Barley wine is arguably the cognac of the beer world, a rich, complex beer made for sipping and celebrating. Originating in England, barley wines, traditionally known as “old ales” or “winter warmers”, were often a brewer’s biggest offering of the year. They are strong (7-12% ABV), malty beers that are minimally hopped and designed to age. Usually made with pale and caramel malts, barley wines are chewy, rich, and viscous. Notes of toffee and caramel are typical, as is a wonderfully intricate depth. American versions tend to be higher in alcohol, much hoppier, and less balanced.

Salvator Doppelbock

Paulaner * Munich, Germany

  • German celebratory/seasonal lager
  • Dark brown, ruby
  • Originally brewed as “liquid bread” for Lenten fasts
  • Aged (lagered) 72 feet underground
  • 7.9% ABV

Pair with aged gouda and comte saveur

First brewed by the monks of St. Paula (which led to Paulaner’s name), this Bavarian specialty lager was designed to be strong, hearty, and nourishing for Lenten fasts. It is a malt-forward style, very lightly hopped, and tends to be deep gold to dark brown in color. Named “Salvator” (savior) for rather obvious reasons, the beer’s name was trademarked in 1896, forcing competitors to rename their offerings. Many chose names ending with the suffix “-ator”, and today there are some 200 “-ator” named doppelbock beers in Germany.

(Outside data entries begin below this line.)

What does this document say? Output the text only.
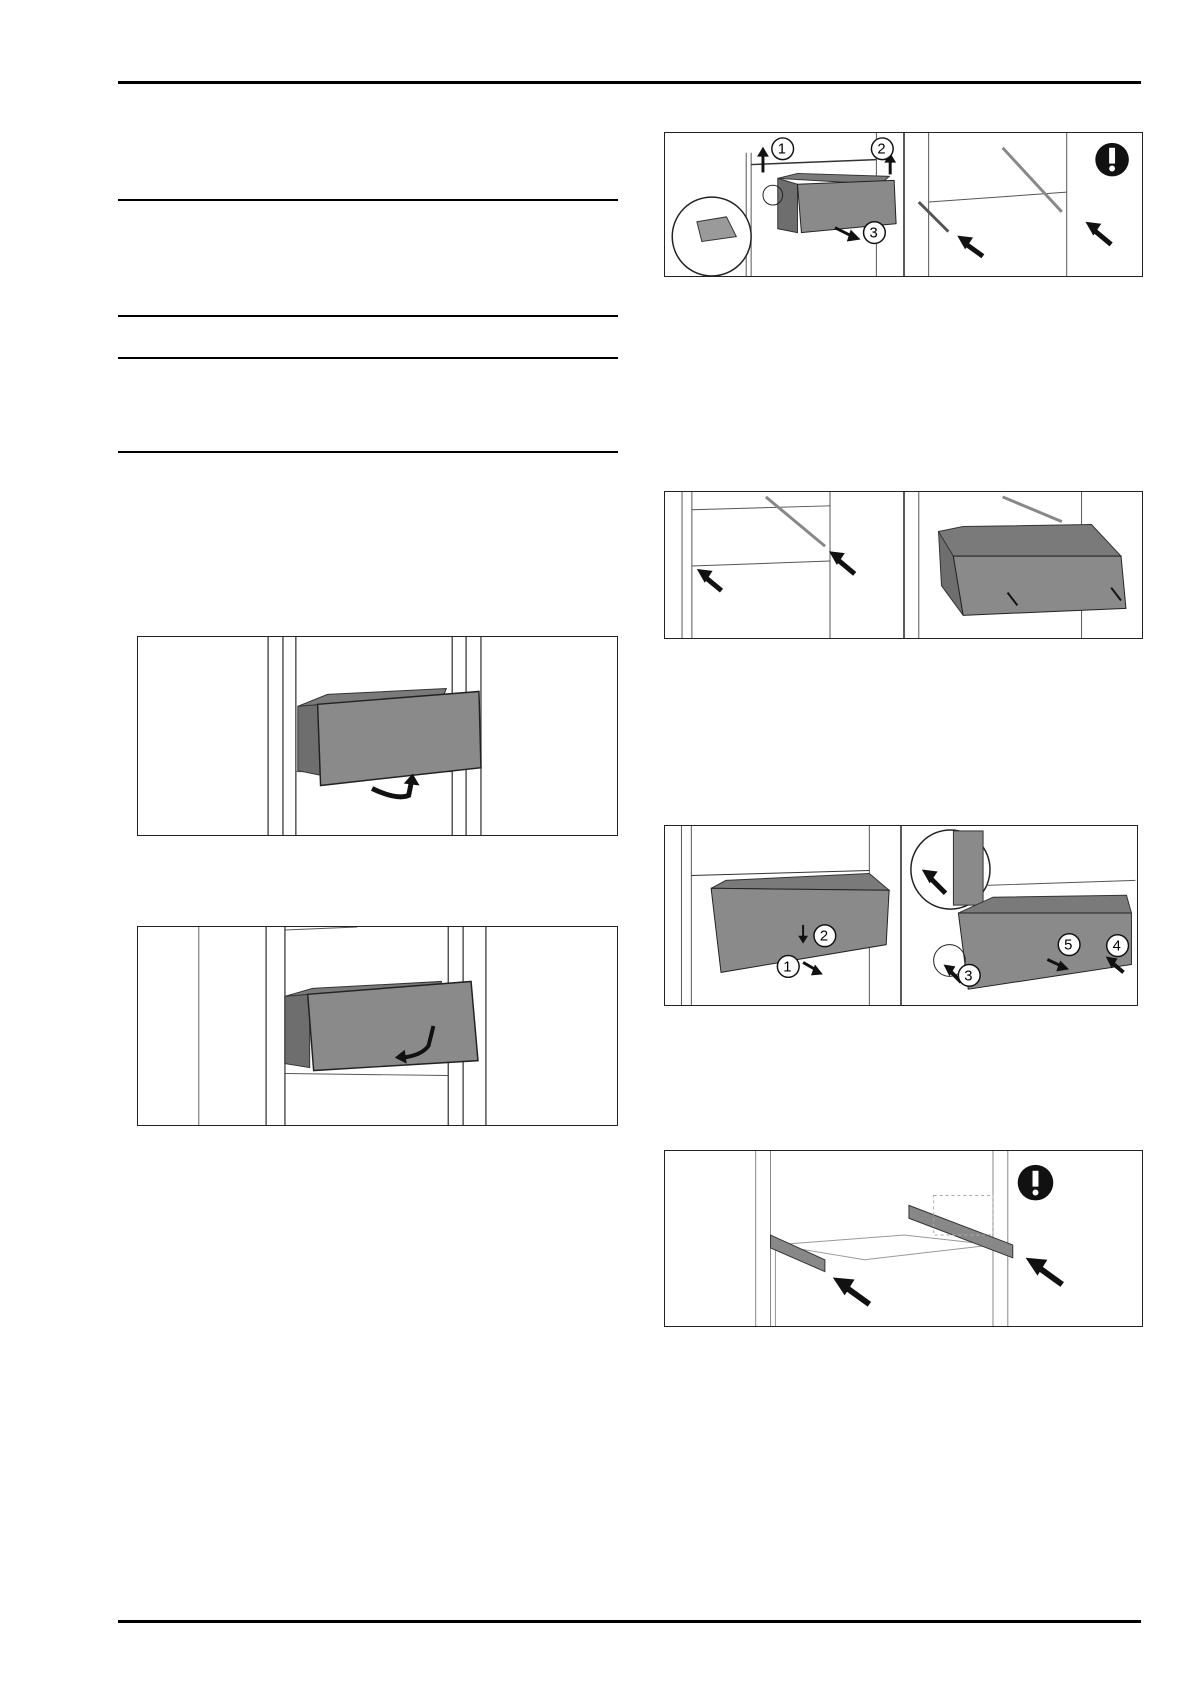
1	2
3
2
1
3
5	4
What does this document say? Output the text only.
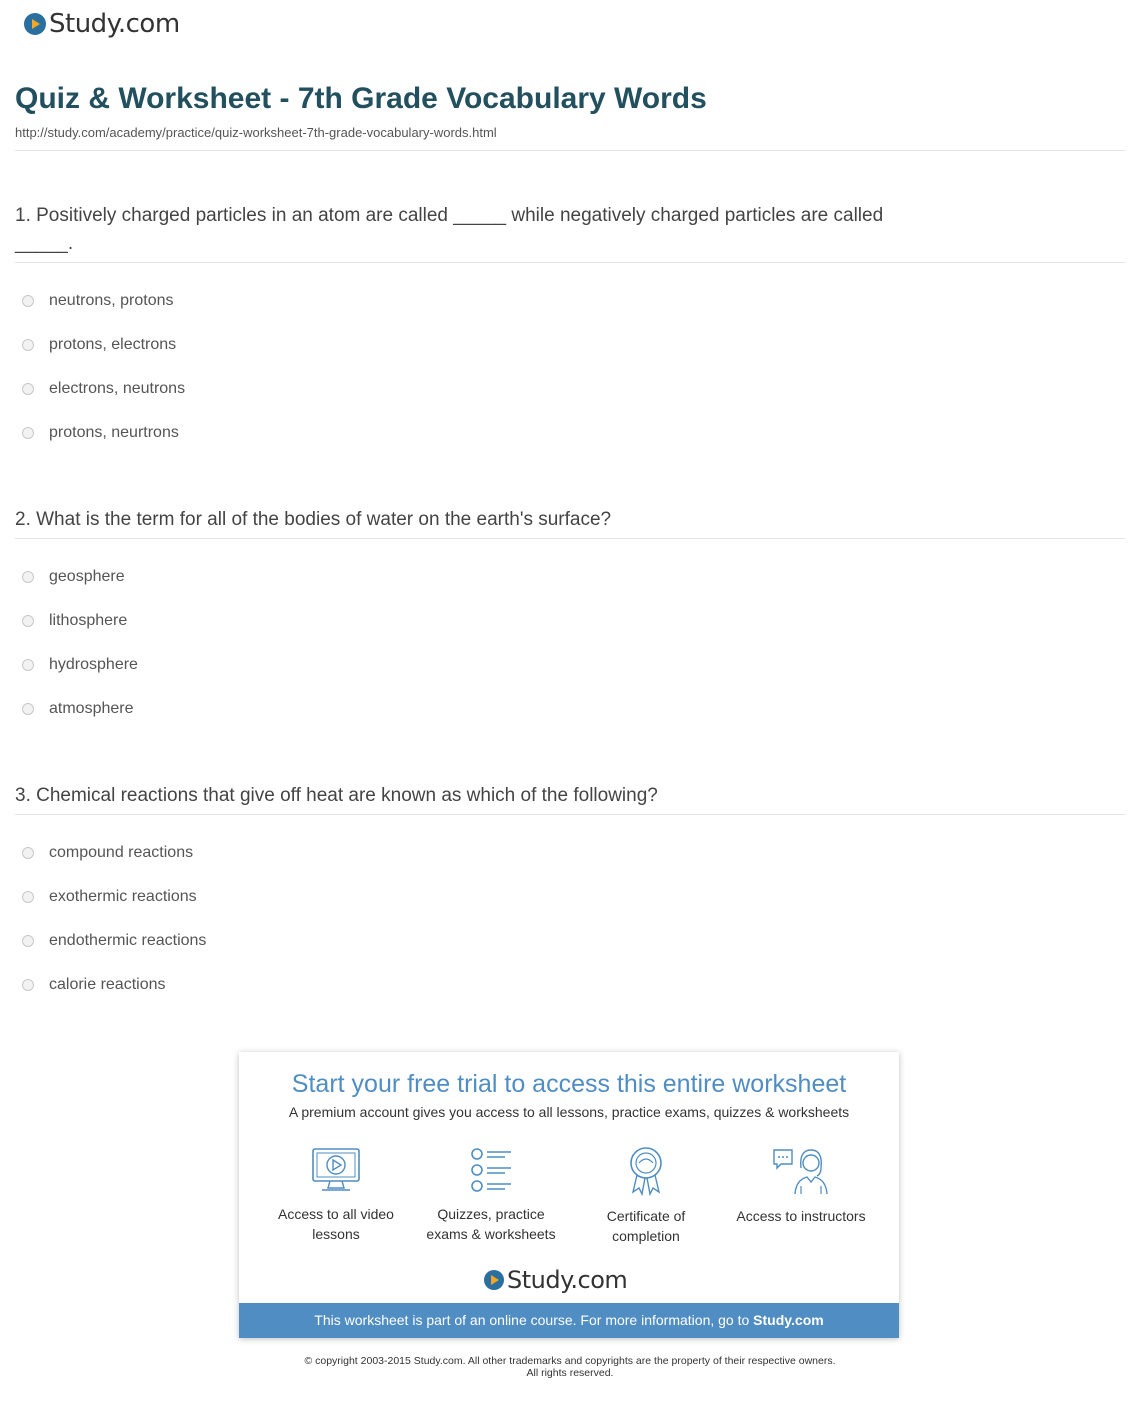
Study.com
Quiz & Worksheet - 7th Grade Vocabulary Words
http://study.com/academy/practice/quiz-worksheet-7th-grade-vocabulary-words.html
1. Positively charged particles in an atom are called _____ while negatively charged particles are called _____.
neutrons, protons
protons, electrons
electrons, neutrons
protons, neurtrons
2. What is the term for all of the bodies of water on the earth's surface?
geosphere
lithosphere
hydrosphere
atmosphere
3. Chemical reactions that give off heat are known as which of the following?
compound reactions
exothermic reactions
endothermic reactions
calorie reactions
Start your free trial to access this entire worksheet
A premium account gives you access to all lessons, practice exams, quizzes & worksheets
Access to all video lessons
Quizzes, practice exams & worksheets
Certificate of completion
Access to instructors
Study.com
This worksheet is part of an online course. For more information, go to Study.com
© copyright 2003-2015 Study.com. All other trademarks and copyrights are the property of their respective owners.
All rights reserved.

Survival Seven-Grain Stout

Hopworks Urban Brewery * Portland, OR

  • Multigrain/coffee stout
  • Black
  • Brewed with barley, wheat, oats, amaranth, quinoa, spelt, and kamut, and coffee
  • Rich, deep, silky
  • 5.3% ABV

Pair with stilton, cheddar

“Stout”, as an adjective, means strong, and this is indeed how the beer style known as stout got its name. Capitalizing on the success of porter, stout’s forerunner, stout was effectively a stronger, bigger version of a brewery’s porter. Originally called “stout porter”, it eventually developed into its own style, and was traditionally fuller-bodied and higher in alcohol than most porters, though today’s stouts are usually session beers. Over the years different stouts developed, including milk stout, oatmeal stout, coffee stout, and imperial stout. The world’s best selling stout, Guinness, despite its imposing appearance, is actually a very light-bodied, low alcohol brew, its ABV (4.2) less than American Budweiser.